Do short stories sell, and can make you some quick cash on places like Amazon, Barnes & Noble and iBooks (among others)?
Let’s get right to my answer. Since we are friends here, I’m going to tell you the truth. They do, but certainly not to the extent that novels and longer works do.
Recently well-known author Dean Wesley Smith wrote about a plan about making a living writing short fiction. According to his plan, if an author was to write 50 short stories per year (averaging one short story per week), bundle them into 5 & 10 story collections, and continue doing that for five years – by the end of the five-year period, you’d have a nice passive income of approx $40,000 a year from then on.
His theory is an interesting one, and has been debated heavily on places, like the Writers Cafe at Kindleboards, whether it’s realistic for a new writer to achieve such figures.
The reason it is being debated is because many author’s believe that it relies too much on assumptions:
- It is possible to sell five copies of your books across all platforms (average)?
- Is it likely that what customers will pay for a short story collection, will be the same now as it will in five or ten years?
- Will customers even pay $3.99 and up for those collections now?
- Will author royalties remain the same over the long-term?
While I like Dean’s theory (and respect him greatly for his expertise), I feel it has too many unknown factors. I’d rather see figures about what short story writers are making NOW based on REAL FIGURES.
So let’s look at some.
Right now in the Amazon store, the No. 1 short story on Amazon under the short story category is a book called Throttle by Joe Hill & Stephen King (perhaps you’ve heard of him?) This book is 47 pages long (approx 16,000 words) and selling for 0.99 cents (to limited locations mind you). It’s got a sales rank of #274 which probably means it’s selling around 50 copies per day (rough estimate). Because it’s a Kindle single it’s eligible for the 70% royalty so it’s currently making Harper Collins approximately $1,000 a month (and the author’s probably $50 a month each). Not bad for Harper Collins. But not all of us can be Stephen King.
The highest independent author in the Amazon short story category is Primal Origin by Jack Silkstone. It’s ranked #2053, so is probably selling 20 per day. At 35% royalty, Silkstone would be making around $200 a month. Again, fairly decent for an (approx) 12,000 word story.
Of course, not every short story is listed under the ‘short story’ category.
I could find only ONE short story in the Amazon Top 100. A romance called When First They Met by Debbie Macomber sitting very nicely at #78. (It’s approx 10,000 words). At 0.99 cents and 35% royalty, Ballantine Books (Random House) is bringing in a nice (approx) $945 per month (based on around 90 sales a day).

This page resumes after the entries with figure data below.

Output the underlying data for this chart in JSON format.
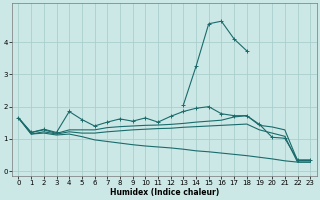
{
  "xlabel": "Humidex (Indice chaleur)",
  "ylabel": "",
  "background_color": "#cce8e6",
  "grid_color": "#aacfcc",
  "line_color": "#1a6b6b",
  "x_values": [
    0,
    1,
    2,
    3,
    4,
    5,
    6,
    7,
    8,
    9,
    10,
    11,
    12,
    13,
    14,
    15,
    16,
    17,
    18,
    19,
    20,
    21,
    22,
    23
  ],
  "line1_y": [
    1.65,
    1.2,
    1.3,
    1.2,
    1.85,
    1.6,
    1.4,
    1.52,
    1.62,
    1.55,
    1.65,
    1.52,
    1.7,
    1.85,
    1.95,
    2.0,
    1.78,
    1.72,
    1.72,
    1.45,
    1.05,
    1.02,
    0.35,
    0.35
  ],
  "line2_y": [
    1.65,
    1.2,
    1.28,
    1.17,
    1.28,
    1.28,
    1.28,
    1.35,
    1.38,
    1.4,
    1.42,
    1.43,
    1.45,
    1.48,
    1.52,
    1.55,
    1.58,
    1.68,
    1.72,
    1.42,
    1.37,
    1.28,
    0.33,
    0.33
  ],
  "line3_y": [
    1.65,
    1.15,
    1.22,
    1.15,
    1.22,
    1.18,
    1.18,
    1.22,
    1.25,
    1.28,
    1.3,
    1.32,
    1.33,
    1.36,
    1.38,
    1.4,
    1.42,
    1.44,
    1.46,
    1.28,
    1.18,
    1.08,
    0.28,
    0.28
  ],
  "line4_y": [
    1.65,
    1.15,
    1.18,
    1.12,
    1.15,
    1.07,
    0.97,
    0.92,
    0.87,
    0.82,
    0.78,
    0.75,
    0.72,
    0.68,
    0.63,
    0.6,
    0.56,
    0.52,
    0.48,
    0.43,
    0.38,
    0.32,
    0.28,
    0.28
  ],
  "line5_y": [
    null,
    null,
    null,
    null,
    null,
    null,
    null,
    null,
    null,
    null,
    null,
    null,
    null,
    2.05,
    3.25,
    4.57,
    4.65,
    4.1,
    3.73,
    null,
    null,
    null,
    null,
    null
  ],
  "ylim": [
    -0.15,
    5.2
  ],
  "xlim": [
    -0.5,
    23.5
  ],
  "yticks": [
    0,
    1,
    2,
    3,
    4
  ],
  "xticks": [
    0,
    1,
    2,
    3,
    4,
    5,
    6,
    7,
    8,
    9,
    10,
    11,
    12,
    13,
    14,
    15,
    16,
    17,
    18,
    19,
    20,
    21,
    22,
    23
  ]
}
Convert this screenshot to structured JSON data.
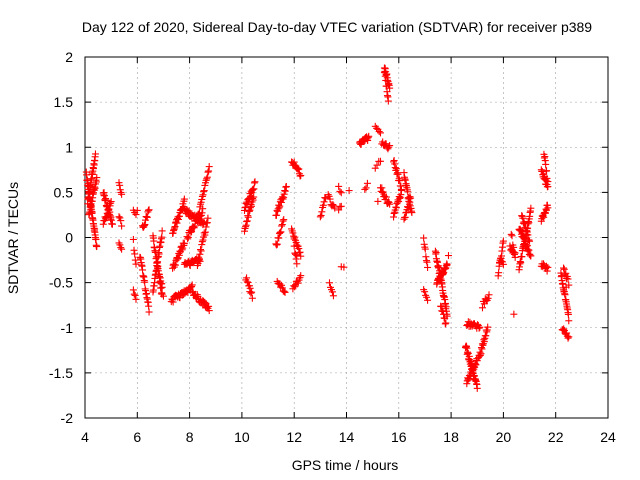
{
  "chart_data": {
    "type": "scatter",
    "title": "Day 122 of 2020, Sidereal Day-to-day VTEC variation (SDTVAR) for receiver p389",
    "xlabel": "GPS time / hours",
    "ylabel": "SDTVAR / TECUs",
    "xlim": [
      4,
      24
    ],
    "ylim": [
      -2,
      2
    ],
    "xticks": [
      4,
      6,
      8,
      10,
      12,
      14,
      16,
      18,
      20,
      22,
      24
    ],
    "yticks": [
      -2,
      -1.5,
      -1,
      -0.5,
      0,
      0.5,
      1,
      1.5,
      2
    ],
    "xtick_labels": [
      "4",
      "6",
      "8",
      "10",
      "12",
      "14",
      "16",
      "18",
      "20",
      "22",
      "24"
    ],
    "ytick_labels": [
      "-2",
      "-1.5",
      "-1",
      "-0.5",
      "0",
      "0.5",
      "1",
      "1.5",
      "2"
    ],
    "grid": true,
    "marker": "+",
    "color": "#ff0000",
    "series": [
      {
        "name": "a1",
        "x0": 4.05,
        "x1": 4.45,
        "y0": 0.7,
        "y1": -0.1,
        "n": 40
      },
      {
        "name": "a2",
        "x0": 4.1,
        "x1": 4.4,
        "y0": 0.4,
        "y1": 0.9,
        "n": 25
      },
      {
        "name": "a3",
        "x0": 4.15,
        "x1": 4.45,
        "y0": 0.25,
        "y1": 0.65,
        "n": 20
      },
      {
        "name": "a4",
        "x0": 4.7,
        "x1": 5.05,
        "y0": 0.5,
        "y1": 0.15,
        "n": 25
      },
      {
        "name": "a5",
        "x0": 4.7,
        "x1": 5.0,
        "y0": 0.15,
        "y1": 0.4,
        "n": 15
      },
      {
        "name": "a6",
        "x0": 5.3,
        "x1": 5.4,
        "y0": 0.6,
        "y1": 0.45,
        "n": 5
      },
      {
        "name": "a7",
        "x0": 5.3,
        "x1": 5.4,
        "y0": 0.25,
        "y1": 0.15,
        "n": 4
      },
      {
        "name": "a8",
        "x0": 5.3,
        "x1": 5.4,
        "y0": -0.05,
        "y1": -0.15,
        "n": 4
      },
      {
        "name": "b1",
        "x0": 5.85,
        "x1": 5.95,
        "y0": 0.3,
        "y1": 0.25,
        "n": 3
      },
      {
        "name": "b2",
        "x0": 5.85,
        "x1": 5.95,
        "y0": -0.05,
        "y1": -0.3,
        "n": 5
      },
      {
        "name": "b3",
        "x0": 5.85,
        "x1": 5.95,
        "y0": -0.6,
        "y1": -0.7,
        "n": 4
      },
      {
        "name": "b4",
        "x0": 6.1,
        "x1": 6.45,
        "y0": -0.2,
        "y1": -0.8,
        "n": 22
      },
      {
        "name": "b5",
        "x0": 6.2,
        "x1": 6.45,
        "y0": 0.1,
        "y1": 0.3,
        "n": 12
      },
      {
        "name": "b6",
        "x0": 6.6,
        "x1": 6.95,
        "y0": 0.0,
        "y1": -0.65,
        "n": 25
      },
      {
        "name": "b7",
        "x0": 6.6,
        "x1": 6.95,
        "y0": -0.6,
        "y1": 0.05,
        "n": 25
      },
      {
        "name": "b8",
        "x0": 6.75,
        "x1": 6.95,
        "y0": -0.3,
        "y1": -0.55,
        "n": 12
      },
      {
        "name": "c1",
        "x0": 7.35,
        "x1": 7.8,
        "y0": 0.05,
        "y1": 0.4,
        "n": 25
      },
      {
        "name": "c2",
        "x0": 7.35,
        "x1": 7.8,
        "y0": -0.35,
        "y1": -0.05,
        "n": 22
      },
      {
        "name": "c3",
        "x0": 7.3,
        "x1": 8.1,
        "y0": -0.7,
        "y1": -0.55,
        "n": 35
      },
      {
        "name": "c4",
        "x0": 7.8,
        "x1": 8.55,
        "y0": 0.3,
        "y1": 0.15,
        "n": 35
      },
      {
        "name": "c5",
        "x0": 7.8,
        "x1": 8.4,
        "y0": -0.3,
        "y1": -0.25,
        "n": 25
      },
      {
        "name": "c6",
        "x0": 7.9,
        "x1": 8.5,
        "y0": 0.0,
        "y1": 0.3,
        "n": 25
      },
      {
        "name": "c7",
        "x0": 8.1,
        "x1": 8.75,
        "y0": -0.6,
        "y1": -0.8,
        "n": 28
      },
      {
        "name": "c8",
        "x0": 8.3,
        "x1": 8.75,
        "y0": 0.2,
        "y1": 0.78,
        "n": 20
      },
      {
        "name": "c9",
        "x0": 8.3,
        "x1": 8.7,
        "y0": -0.3,
        "y1": 0.2,
        "n": 18
      },
      {
        "name": "d1",
        "x0": 10.1,
        "x1": 10.5,
        "y0": 0.3,
        "y1": 0.6,
        "n": 20
      },
      {
        "name": "d2",
        "x0": 10.1,
        "x1": 10.45,
        "y0": 0.1,
        "y1": 0.45,
        "n": 18
      },
      {
        "name": "d3",
        "x0": 10.15,
        "x1": 10.4,
        "y0": -0.45,
        "y1": -0.65,
        "n": 10
      },
      {
        "name": "e1",
        "x0": 11.3,
        "x1": 11.7,
        "y0": 0.25,
        "y1": 0.55,
        "n": 20
      },
      {
        "name": "e2",
        "x0": 11.3,
        "x1": 11.6,
        "y0": -0.1,
        "y1": 0.2,
        "n": 12
      },
      {
        "name": "e3",
        "x0": 11.35,
        "x1": 11.65,
        "y0": -0.5,
        "y1": -0.6,
        "n": 10
      },
      {
        "name": "e4",
        "x0": 11.9,
        "x1": 12.25,
        "y0": 0.85,
        "y1": 0.7,
        "n": 15
      },
      {
        "name": "e5",
        "x0": 11.9,
        "x1": 12.25,
        "y0": 0.1,
        "y1": -0.2,
        "n": 15
      },
      {
        "name": "e6",
        "x0": 11.95,
        "x1": 12.25,
        "y0": -0.55,
        "y1": -0.45,
        "n": 10
      },
      {
        "name": "e7",
        "x0": 12.0,
        "x1": 12.1,
        "y0": -0.1,
        "y1": -0.3,
        "n": 5
      },
      {
        "name": "f1",
        "x0": 13.0,
        "x1": 13.2,
        "y0": 0.2,
        "y1": 0.45,
        "n": 8
      },
      {
        "name": "f2",
        "x0": 13.3,
        "x1": 13.55,
        "y0": 0.45,
        "y1": 0.3,
        "n": 8
      },
      {
        "name": "f3",
        "x0": 13.35,
        "x1": 13.5,
        "y0": -0.5,
        "y1": -0.65,
        "n": 5
      },
      {
        "name": "f4",
        "x0": 13.7,
        "x1": 13.8,
        "y0": 0.55,
        "y1": 0.5,
        "n": 3
      },
      {
        "name": "f5",
        "x0": 13.7,
        "x1": 13.8,
        "y0": 0.3,
        "y1": 0.35,
        "n": 3
      },
      {
        "name": "f6",
        "x0": 13.8,
        "x1": 13.9,
        "y0": -0.35,
        "y1": -0.35,
        "n": 2
      },
      {
        "name": "g1",
        "x0": 14.5,
        "x1": 14.85,
        "y0": 1.05,
        "y1": 1.1,
        "n": 18
      },
      {
        "name": "g2",
        "x0": 14.7,
        "x1": 14.8,
        "y0": 0.55,
        "y1": 0.6,
        "n": 3
      },
      {
        "name": "g3",
        "x0": 15.1,
        "x1": 15.3,
        "y0": 1.22,
        "y1": 1.18,
        "n": 5
      },
      {
        "name": "g4",
        "x0": 15.1,
        "x1": 15.3,
        "y0": 0.75,
        "y1": 0.85,
        "n": 4
      },
      {
        "name": "g5",
        "x0": 15.35,
        "x1": 15.65,
        "y0": 1.05,
        "y1": 1.0,
        "n": 10
      },
      {
        "name": "g6",
        "x0": 15.3,
        "x1": 15.65,
        "y0": 0.55,
        "y1": 0.35,
        "n": 15
      },
      {
        "name": "g7",
        "x0": 15.45,
        "x1": 15.65,
        "y0": 1.9,
        "y1": 1.65,
        "n": 14
      },
      {
        "name": "g8",
        "x0": 15.45,
        "x1": 15.6,
        "y0": 1.85,
        "y1": 1.5,
        "n": 10
      },
      {
        "name": "h1",
        "x0": 15.8,
        "x1": 16.1,
        "y0": 0.85,
        "y1": 0.55,
        "n": 15
      },
      {
        "name": "h2",
        "x0": 15.8,
        "x1": 16.1,
        "y0": 0.25,
        "y1": 0.5,
        "n": 15
      },
      {
        "name": "h3",
        "x0": 16.2,
        "x1": 16.5,
        "y0": 0.7,
        "y1": 0.25,
        "n": 20
      },
      {
        "name": "h4",
        "x0": 16.2,
        "x1": 16.45,
        "y0": 0.2,
        "y1": 0.45,
        "n": 12
      },
      {
        "name": "i1",
        "x0": 16.95,
        "x1": 17.1,
        "y0": 0.0,
        "y1": -0.35,
        "n": 8
      },
      {
        "name": "i2",
        "x0": 16.95,
        "x1": 17.1,
        "y0": -0.6,
        "y1": -0.7,
        "n": 5
      },
      {
        "name": "i3",
        "x0": 17.4,
        "x1": 17.85,
        "y0": -0.15,
        "y1": -0.85,
        "n": 35
      },
      {
        "name": "i4",
        "x0": 17.45,
        "x1": 17.85,
        "y0": -0.5,
        "y1": -0.3,
        "n": 25
      },
      {
        "name": "i5",
        "x0": 17.6,
        "x1": 17.8,
        "y0": -0.75,
        "y1": -0.95,
        "n": 10
      },
      {
        "name": "j1",
        "x0": 18.55,
        "x1": 19.0,
        "y0": -1.2,
        "y1": -1.65,
        "n": 35
      },
      {
        "name": "j2",
        "x0": 18.6,
        "x1": 19.0,
        "y0": -1.6,
        "y1": -1.35,
        "n": 25
      },
      {
        "name": "j3",
        "x0": 18.6,
        "x1": 19.1,
        "y0": -0.95,
        "y1": -1.0,
        "n": 18
      },
      {
        "name": "j4",
        "x0": 19.05,
        "x1": 19.4,
        "y0": -1.35,
        "y1": -1.0,
        "n": 20
      },
      {
        "name": "j5",
        "x0": 19.2,
        "x1": 19.45,
        "y0": -0.75,
        "y1": -0.65,
        "n": 8
      },
      {
        "name": "k1",
        "x0": 19.8,
        "x1": 20.0,
        "y0": -0.4,
        "y1": -0.05,
        "n": 12
      },
      {
        "name": "k2",
        "x0": 19.85,
        "x1": 20.0,
        "y0": -0.25,
        "y1": -0.3,
        "n": 5
      },
      {
        "name": "k3",
        "x0": 20.25,
        "x1": 20.45,
        "y0": -0.1,
        "y1": -0.2,
        "n": 8
      },
      {
        "name": "k4",
        "x0": 20.3,
        "x1": 20.45,
        "y0": 0.05,
        "y1": -0.25,
        "n": 6
      },
      {
        "name": "k5",
        "x0": 20.6,
        "x1": 21.05,
        "y0": -0.35,
        "y1": 0.3,
        "n": 30
      },
      {
        "name": "k6",
        "x0": 20.6,
        "x1": 21.05,
        "y0": 0.1,
        "y1": -0.2,
        "n": 25
      },
      {
        "name": "k7",
        "x0": 20.7,
        "x1": 21.0,
        "y0": 0.25,
        "y1": -0.05,
        "n": 15
      },
      {
        "name": "l1",
        "x0": 21.45,
        "x1": 21.7,
        "y0": 0.75,
        "y1": 0.55,
        "n": 15
      },
      {
        "name": "l2",
        "x0": 21.45,
        "x1": 21.7,
        "y0": 0.2,
        "y1": 0.35,
        "n": 15
      },
      {
        "name": "l3",
        "x0": 21.55,
        "x1": 21.7,
        "y0": 0.95,
        "y1": 0.6,
        "n": 10
      },
      {
        "name": "l4",
        "x0": 21.45,
        "x1": 21.7,
        "y0": -0.3,
        "y1": -0.35,
        "n": 10
      },
      {
        "name": "m1",
        "x0": 22.2,
        "x1": 22.5,
        "y0": -0.4,
        "y1": -0.9,
        "n": 22
      },
      {
        "name": "m2",
        "x0": 22.25,
        "x1": 22.5,
        "y0": -1.0,
        "y1": -1.1,
        "n": 10
      },
      {
        "name": "m3",
        "x0": 22.3,
        "x1": 22.5,
        "y0": -0.35,
        "y1": -0.5,
        "n": 8
      }
    ],
    "points": [
      [
        20.4,
        -0.85
      ],
      [
        17.9,
        -0.2
      ],
      [
        15.2,
        0.4
      ],
      [
        12.1,
        -0.2
      ],
      [
        10.3,
        -0.6
      ],
      [
        6.0,
        0.3
      ],
      [
        7.0,
        -0.65
      ],
      [
        19.35,
        -0.7
      ],
      [
        22.4,
        -0.55
      ],
      [
        14.1,
        0.52
      ]
    ]
  }
}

As of writing, there are no independent short story author’s in the top 100 (although quite a few novels from indie authors are there).
Who cares. I’m not trying to hit the top 100. I just want to sell enough to make some decent money.
I searched online. I searched high and low. And the only independent author that I could find who has a successful short story series is Hugh Howey with his excellent Wool franchise.
That’s not to say that you can’t making money with short stories – you can. But except for a few outliers, you just can’t make a lot. The fact is that short stories, and short story collections just don’t sell as well as full length novels.
Let’s look at another example.
David Gaughran has both one novel, two short stories and a non-fiction book under his name on Amazon. From his fiction, his novel A Storm Hits Valparaiso does the best. It’s ranked #143,740, whereas his two short stories are ranked #282,085 and #269,040 respectively. (His non fiction sells the best overall – but that’s not surprising – non fiction generally is easier to market than fiction). His novel is also $4.99 making him $3.49 per sale, as opposed to the 0.35 cents he makes on each short.
My point: Novels sell better (and make you more money) than shorts do. So if you goal is to make money, you should be thinking novels.
But you can still make a little money with shorts. I know, because I do. It’s just not as much as you think it is. The erotic romance sells far better than the Dystopian thrillers. Not surprising really. But I’m a writer, and there is more to writing short stories than just money. I also like *shock* the writing part and *horror* knowing people are reading it part.
I can’t test Dean’s theory because I won’t be exclusively writing short stories. Not forever. After I finish up the erotic romance series I’ll be starting on a short novella trilogy. I don’t know the genre yet. Just know I want to write something longer next time. But I’m not ready for a full novel. So novella it is. Three in fact. Now I’ve just got to figure out the genre. Hmmm.
But I still know the novella’s wont do as well as a novel. I’ll get there – eventually.
Short stories DO sell on Amazon, but not in great numbers. And at this stage I don’t believe you could make a good living doing it. If you know different, prove me wrong.